Hal ini sejalan dengan semangat ASEAN Connectivity dan diplomasi berbasis masyarakat (people-to-people diplomacy) yang terus digalakkan pemerintah pusat.
Tantangan Menuju Provinsi Baru: Dari Moratorium hingga Kesiapan Daerah
Meski ide pembentukan Provinsi Timor Tengah Utara mendapat dukungan luas dari masyarakat lokal, sejumlah tantangan masih harus dihadapi.
Salah satu yang paling krusial adalah moratorium pemekaran daerah yang masih diberlakukan oleh pemerintah pusat sejak beberapa tahun terakhir.
Moratorium ini diberlakukan untuk memberi waktu bagi daerah-daerah hasil pemekaran sebelumnya agar dapat mandiri secara ekonomi dan administrasi.
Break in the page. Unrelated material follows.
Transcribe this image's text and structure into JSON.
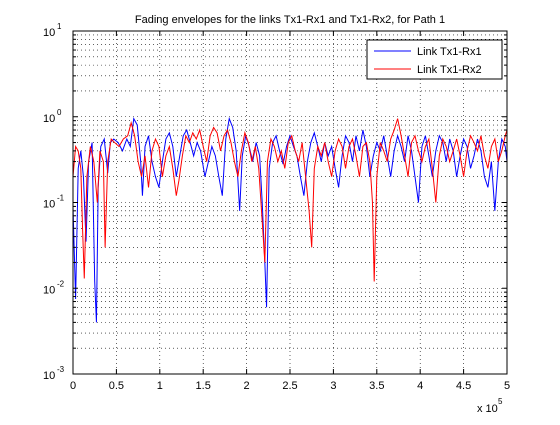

Namun demikian, sejumlah daerah strategis seperti kawasan perbatasan kerap mendapat pengecualian dalam kerangka kepentingan nasional.
Tantangan lainnya adalah kesiapan infrastruktur dan sumber daya manusia.
Untuk menjalankan fungsi provinsi, daerah ini harus menyiapkan pusat pemerintahan baru, membentuk organisasi perangkat daerah (OPD), serta menyediakan layanan dasar yang memadai.
Menurut sejumlah tokoh lokal, Kota Kefamenanu di Kabupaten TTU dinilai paling siap untuk menjadi ibu kota provinsi, karena memiliki letak strategis dan infrastruktur dasar yang relatif lebih maju dibanding wilayah lain.
Gerakan untuk membentuk Provinsi Timor Tengah Utara bukanlah wacana baru.
Sudah sejak lebih dari satu dekade lalu, tokoh-tokoh adat, tokoh agama, akademisi, dan pemuda dari TTU, Belu, dan sekitarnya mendorong agar wilayah ini berdiri sebagai provinsi sendiri.
Dalam berbagai forum musyawarah dan diskusi publik, mereka menekankan pentingnya pendekatan pembangunan yang lebih spesifik dan kontekstual di kawasan perbatasan, yang selama ini kurang terakomodasi oleh kebijakan provinsi induk.
“Jika Papua bisa dimekarkan menjadi lima provinsi untuk mempercepat pembangunan dan keamanan, maka sudah selayaknya kawasan perbatasan Timor juga mendapatkan perhatian yang sama,” ujar salah satu tokoh adat dari Biboki.
Untuk mewujudkan pemekaran ini, saat ini telah dibentuk Tim Inisiator Pemekaran Provinsi Timor Tengah Utara yang diketuai oleh perwakilan tokoh masyarakat, akademisi, dan mantan pejabat daerah.
Tim ini telah menggandeng sejumlah perguruan tinggi di Kupang dan Jakarta untuk menyusun naskah akademik dan dokumen kelayakan pemekaran.
Langkah selanjutnya adalah melakukan pendekatan politik dan lobbying ke Dewan Perwakilan Rakyat (DPR RI) dan Kementerian Dalam Negeri (Kemendagri), guna menyuarakan urgensi pemekaran dengan perspektif strategis nasional.
“Kita harus mampu menunjukkan bahwa pemekaran ini bukan semata keinginan politik lokal, tetapi bagian dari strategi nasional memperkuat wilayah perbatasan negara,” ujar ketua tim inisiator tersebut.